贈与や相続に関するルールは都度見直されております。
ルールや制度を正しく理解すると節税効果に繋がります。

2021年12月に公表された「令和4年度税制改正大綱」により、
今後しばらくは駆け込み贈与が増える見込みです。

原則として年間110万円以内の生前贈与(暦年贈与)は非課税ですが、
この制度には「持ち戻し」というルールが存在しています。

持ち戻しとは、生前に贈与した資産を相続税の対象に含める制度のことです。
現行では国内の持ち戻し期間は3年であり、
贈与者が亡くなる前3年以内に贈与された資産には相続税が課せられます。

本来、持ち戻しは資産の再分配機能を高める制度ですが、
日本の持ち戻し期間は欧米などに比べると極端に短いです。
やり方によっては節税をしながら多くの資産を転移することができるため、
現状が続くと富裕層に資産が集中することになるでしょう。

この点は今回の「税制改正大綱」で非常に懸念されており、
同文書には「中立的な税制の構築に向けて、本格的な検討を進める」と明記されています。
また、「諸外国の制度を参考にする」との記載もあるため、
今後は生前贈与の持ち戻し期間は延長される可能性もありそうです。

持ち戻しのルールは、対象が「法定相続人」に限定されています。
つまり、孫をはじめとして法定相続人以外の親族への贈与については、
持ち戻しのルール対象外とされているのです。

それだけでなく、日常生活に必要な出費が贈与税の対象にならない点も、贈与者が覚えておくと有効です。
例えば、孫の入学金や授業料、下宿代などを祖父母が負担する形であれば、
基本的に贈与税が発生することはありません。
仮に相続とみなされた場合でも、贈与先に孫を選ぶと贈与税を一世代飛ばすことができます。
孫への贈与にはいくつかメリットがあるので、節税の一つとして知っておきましょう。

 

ただ、贈与と認められない場合もあるため、特に注意したい3つの事項もお伝えします。

 

①孫の資産を贈与者が管理している場合
生前贈与は、贈与者(祖父母)と受贈者(孫)が互いに「資産を渡す」「資産を受け取る」という
意思疎通をしていることが前提です。
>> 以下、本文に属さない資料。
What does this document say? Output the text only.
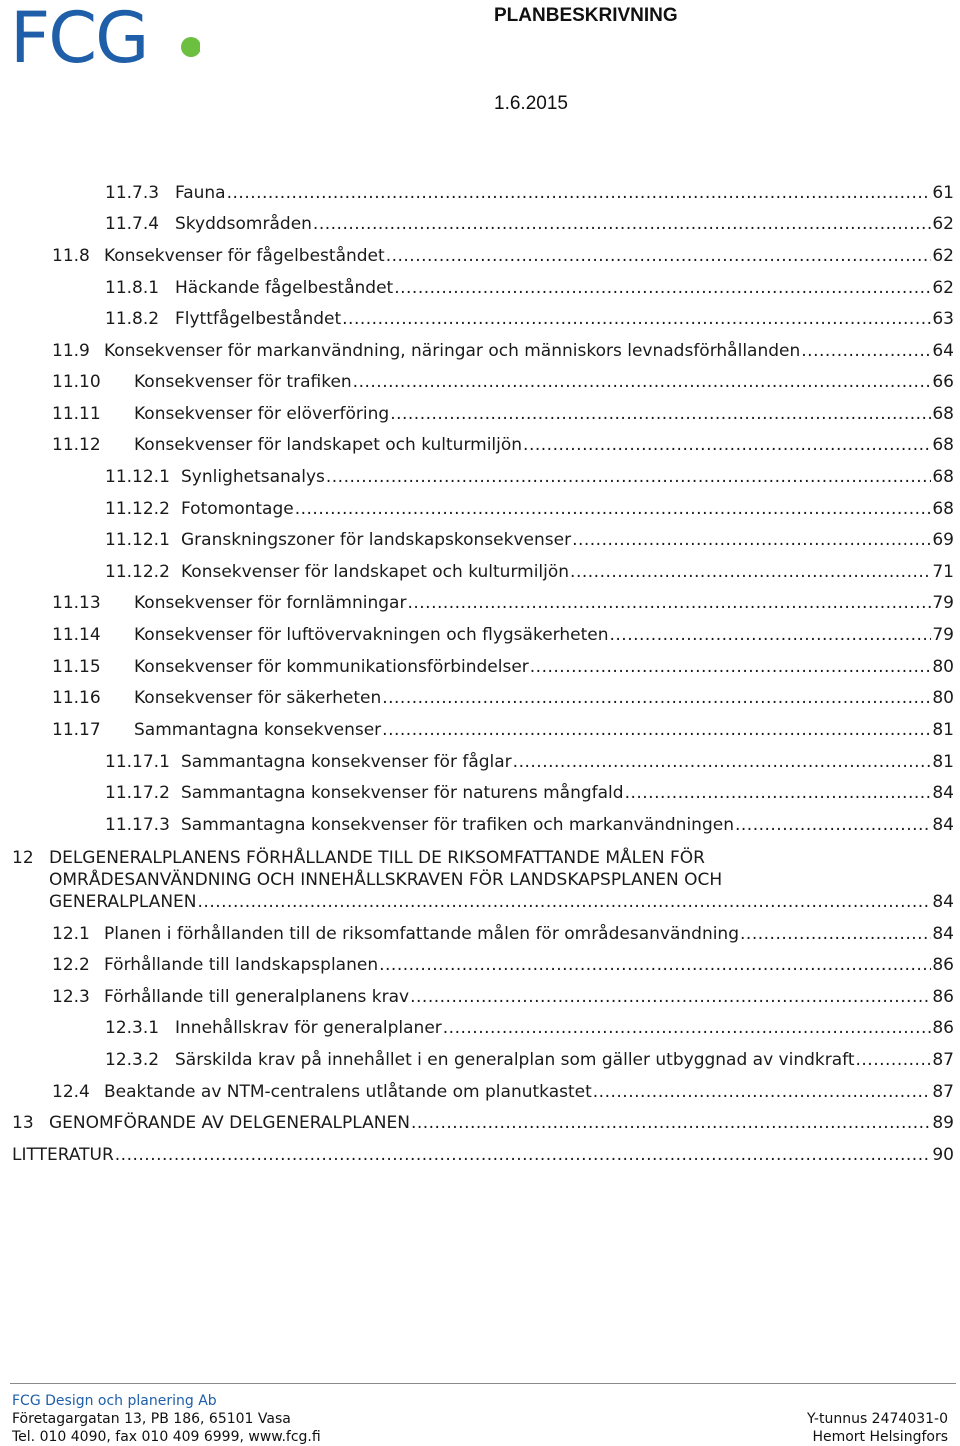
FCG	PLANBESKRIVNING
1.6.2015
11.7.3 Fauna .....	61
11.7.4 Skyddsområden .....	62
11.8 Konsekvenser för fågelbeståndet .....	62
11.8.1 Häckande fågelbeståndet .....	62
11.8.2 Flyttfågelbeståndet .....	63
11.9 Konsekvenser för markanvändning, näringar och människors levnadsförhållanden .....	64
11.10	Konsekvenser för trafiken .....	66
11.11	Konsekvenser för elöverföring .....	68
11.12	Konsekvenser för landskapet och kulturmiljön .....	68
11.12.1 Synlighetsanalys .....	68
11.12.2 Fotomontage .....	68
11.12.1 Granskningszoner för landskapskonsekvenser .....	69
11.12.2 Konsekvenser för landskapet och kulturmiljön .....	71
11.13	Konsekvenser för fornlämningar .....	79
11.14	Konsekvenser för luftövervakningen och flygsäkerheten .....	79
11.15	Konsekvenser för kommunikationsförbindelser .....	80
11.16	Konsekvenser för säkerheten .....	80
11.17	Sammantagna konsekvenser .....	81
11.17.1 Sammantagna konsekvenser för fåglar .....	81
11.17.2 Sammantagna konsekvenser för naturens mångfald .....	84
11.17.3 Sammantagna konsekvenser för trafiken och markanvändningen .....	84
12.1 Planen i förhållanden till de riksomfattande målen för områdesanvändning .....	84
12.2 Förhållande till landskapsplanen .....	86
12.3 Förhållande till generalplanens krav .....	86
12.3.1 Innehållskrav för generalplaner .....	86
12.3.2 Särskilda krav på innehållet i en generalplan som gäller utbyggnad av vindkraft .....	87
12.4 Beaktande av NTM-centralens utlåtande om planutkastet .....	87
13 GENOMFÖRANDE AV DELGENERALPLANEN .....	89
LITTERATUR .....	90
12 DELGENERALPLANENS FÖRHÅLLANDE TILL DE RIKSOMFATTANDE MÅLEN FÖR
OMRÅDESANVÄNDNING OCH INNEHÅLLSKRAVEN FÖR LANDSKAPSPLANEN OCH
GENERALPLANEN .....	84
FCG Design och planering Ab
Företagargatan 13, PB 186, 65101 Vasa
Tel. 010 4090, fax 010 409 6999, www.fcg.fi
Y-tunnus 2474031-0
Hemort Helsingfors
つまり、孫に内緒で積み立てたお金や、
物心がつかないうちに与えた資産などは贈与として認められない可能性があります。
この場合を贈与として認めてもらうためには、事実(日付、金額、関係者など)を明記した贈与契約書が必要です。また、お金を振り込む通帳については、貯蓄用でなく孫が普段使っているものを使用することも望ましいでしょう。

 

②祖父母の両方が孫に贈与している場合
孫が複数の贈与者から資産を受け取る場合は、贈与税が発生してしまう可能性があります。
例えば、両方の祖父母が一人の孫にそれぞれ100万円ずつ贈与する場合、
孫は合計で200万円の資産を贈与されたことになります。
年間で110万円を超えた分(90万円)は、税率10%の贈与税が発生してしまうのです。
複数の人から贈与を受ける場合には、事前に金額を把握することが重要です。

 

③必要な生活費などをまとめて負担する場合
前述の通り、日常生活に必要な出費は贈与として扱われません。
ただし、「必要なタイミングで都度負担すること」という前提があるため、
必要な費用をまとめて負担すると課税対象になる恐れがあります。
特に注意が必要なのは、数年分の教育費や生活費をまとめて渡す場合です。
孫が大学などへ進学するときにありがちで、贈与税を回避するには各費用(入学金、教科書代、家賃)が必要なタイミングで都度、お金を渡す必要があります。
また、渡したお金を別の用途で使われた場合も課税対象になってしまうので、
孫の生活をサポートする際は「お金の使い道」も合わせて伝えましょう。

 

生前贈与は、やり方次第で節税につながりますが、
ルールを逸脱してしまうと課税対象となってしまいます。
生前贈与を活用する際は、事前に節税となるか否かを確認して実行しましょう!